Dann kam der Frost und machte das Betonmischen zur Qual und die Arbeit im Wasser zur Hölle, trotzdem wurde die verlorene Zeit eingeholt und das Fundament noch vor dem festgesetzten Termin fertig gemacht. „Wir arbeiteten bis zum Umfallen. Wir wussten nicht, ob es Tag oder Nacht war. Man steckte in einem Schmelzofen: entweder wurde man zu flüssigem Eisen, oder man verbrannte. Jeder Mann auf dem Bau wusste genau, wie viel Beton, wie viel Stein und wie viel Stahl schon verarbeitet war und noch verarbeitet werden musste. Es gab keine Bummler und Drückeberger; wir brannten sie aus. Ihre Namen standen in den Zeitungen und auf den Schwarzen Tafeln und auf den Zigarettenpäckchen und Streichholzschachteln.

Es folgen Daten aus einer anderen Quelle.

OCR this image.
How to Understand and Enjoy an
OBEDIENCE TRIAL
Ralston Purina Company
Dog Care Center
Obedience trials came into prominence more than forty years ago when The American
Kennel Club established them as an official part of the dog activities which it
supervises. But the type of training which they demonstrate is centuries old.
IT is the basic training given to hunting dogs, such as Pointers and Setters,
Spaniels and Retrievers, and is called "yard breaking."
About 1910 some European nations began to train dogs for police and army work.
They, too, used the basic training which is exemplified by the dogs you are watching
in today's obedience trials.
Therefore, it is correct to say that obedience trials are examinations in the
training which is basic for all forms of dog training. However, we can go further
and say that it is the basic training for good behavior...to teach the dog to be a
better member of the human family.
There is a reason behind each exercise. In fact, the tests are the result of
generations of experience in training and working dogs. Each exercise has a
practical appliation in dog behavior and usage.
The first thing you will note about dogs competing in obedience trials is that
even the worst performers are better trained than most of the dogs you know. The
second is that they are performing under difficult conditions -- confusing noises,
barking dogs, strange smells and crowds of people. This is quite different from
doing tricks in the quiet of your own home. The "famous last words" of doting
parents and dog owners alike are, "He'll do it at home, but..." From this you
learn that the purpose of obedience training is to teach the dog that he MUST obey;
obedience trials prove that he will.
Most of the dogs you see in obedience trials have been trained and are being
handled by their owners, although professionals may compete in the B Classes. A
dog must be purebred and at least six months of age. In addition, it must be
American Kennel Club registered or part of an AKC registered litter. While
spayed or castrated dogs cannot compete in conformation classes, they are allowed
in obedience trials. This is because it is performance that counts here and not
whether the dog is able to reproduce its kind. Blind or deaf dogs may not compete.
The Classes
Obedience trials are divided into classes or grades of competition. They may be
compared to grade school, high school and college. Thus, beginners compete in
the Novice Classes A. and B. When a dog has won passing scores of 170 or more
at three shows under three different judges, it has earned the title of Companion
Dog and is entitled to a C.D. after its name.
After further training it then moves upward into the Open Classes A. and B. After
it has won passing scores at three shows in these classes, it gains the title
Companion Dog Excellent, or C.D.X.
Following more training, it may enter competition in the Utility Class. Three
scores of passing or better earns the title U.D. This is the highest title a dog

Die Ingenieure hatten ihre Feldbetten im Baubüro. Mein Sohn, er arbeitete als Meister an der Betonkanone, schlief sechs Tage hintereinander in Stiefeln und Kleidern im Materialschuppen. Man musste ihn durch Belegschaftsbeschluss zwingen, nach Hause zu gehen, zu baden und sich auszuschlafen. Jetzt arbeitet er in Angara, in der Taiga am Jenissej, wo das neue sibirische Riesenkombinat gebaut wird."